CONGRESSO EUCARISTICO: TESTIMONIANZE DAI CINQUE CONTINENTI

“A chi oggi mi chiede come imparare ad amare l’Eucarestia, rispondo con umorismo che la prigione sovietica è molto utile per questo”. Parole dell’arcivescovo di Kaunas, in Lituania, mons. Sigitas Tamkevicius, nella prima giornata dei lavori del 47° Congresso eucaristico internazionale, inaugurato domenica sera da Giovanni Paolo II con la celebrazione dei Vespri della Santissima Trinità. Prima giornata dedicata, dopo la Messa nella Basilica di San Giovanni, presieduta dal card. Camillo Ruini, ad analizzare i cammini preparatori dei cinque Continenti in vista di questo evento centrale del Giubileo.
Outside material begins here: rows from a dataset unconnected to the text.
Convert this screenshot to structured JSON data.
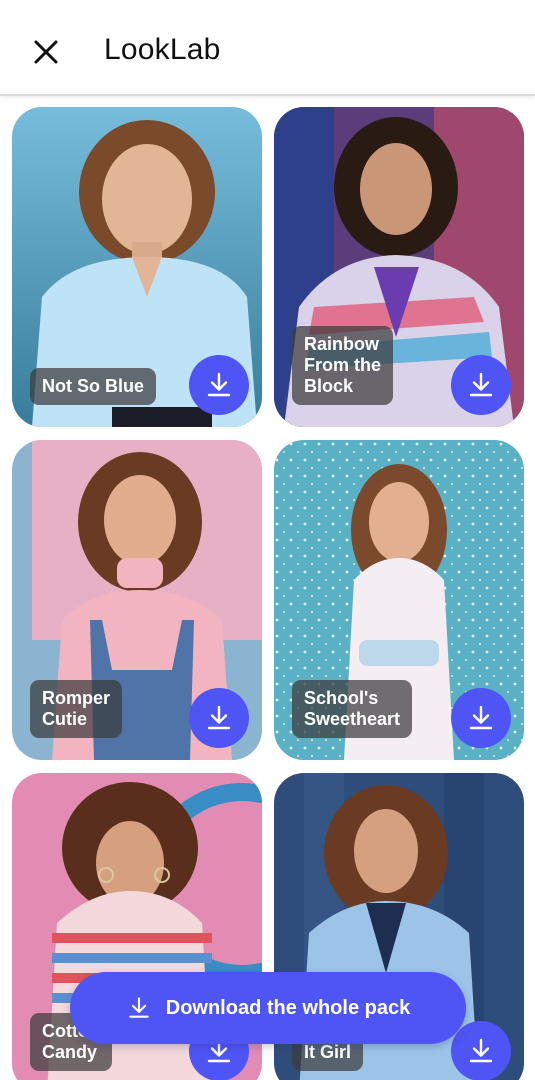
{
  "header": {
    "title": "LookLab",
    "close_icon": "close-icon"
  },
  "cards": [
    {
      "label": "Not So Blue",
      "bg": "#4aa6cf",
      "outfit": "#bfe3f6",
      "hair": "#7a4a2a",
      "icon": "download-icon"
    },
    {
      "label": "Rainbow\nFrom the\nBlock",
      "bg": "#5a3d7a",
      "outfit": "#d9d2e8",
      "hair": "#2a1a14",
      "icon": "download-icon"
    },
    {
      "label": "Romper\nCutie",
      "bg": "#e8b0c4",
      "outfit": "#4e74a8",
      "hair": "#6b3a22",
      "icon": "download-icon"
    },
    {
      "label": "School's\nSweetheart",
      "bg": "#5ab0c4",
      "outfit": "#f4eef2",
      "hair": "#7b4a2c",
      "icon": "download-icon"
    },
    {
      "label": "Cotton\nCandy",
      "bg": "#e28cb4",
      "outfit": "#f3d8dc",
      "hair": "#5a2e1c",
      "icon": "download-icon"
    },
    {
      "label": "It Girl",
      "bg": "#2f4d7a",
      "outfit": "#9cc4e8",
      "hair": "#6a3a22",
      "icon": "download-icon"
    }
  ],
  "pack_button": {
    "label": "Download the whole pack",
    "icon": "download-icon"
  },
  "colors": {
    "accent": "#4f55f5",
    "label_bg": "#3c3c3c"
  }
}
Attraverso le testimonianze di mons. Tamkevicius, di mons. Perter K. Sarpong, vescovo di Kumasi (Ghana), mons. Agnelo Geraldo Majella, arcivescovo di Sao Salvador da Bahia (Brasile), mons. Diosdato A. Talamayan, arcivescovo di Tuguegarao (Filippine) e di mons. Barry F. Collins, vescovo di Willcannia Forbes (Australia), si è dato vita ad un mosaico delle esperienze, delle iniziative e dei problemi dei singoli Continenti. Molte di queste testimonianze, come quella dell’arcivescovo lituano, hanno tracciato una esperienza di fede che per i paesi dell’ex-impero sovietico, significa anche “oppressione” e “dolorose persecuzioni a causa della fede”, come l’esilio in Siberia. Milioni di cattolici, e fra questi sacerdoti e religiosi, hanno sopportato queste prove. “I sacerdoti – racconta mons. Tamkevicius – sono stati perseguitati per la preparazione dei bambini alla prima comunione”. Nel ricordo di Eucarestie celebrate durante le deportazioni, nelle celle delle prigioni sovietiche, quest’anno la Lituania celebra il suo decimo Congresso eucaristico.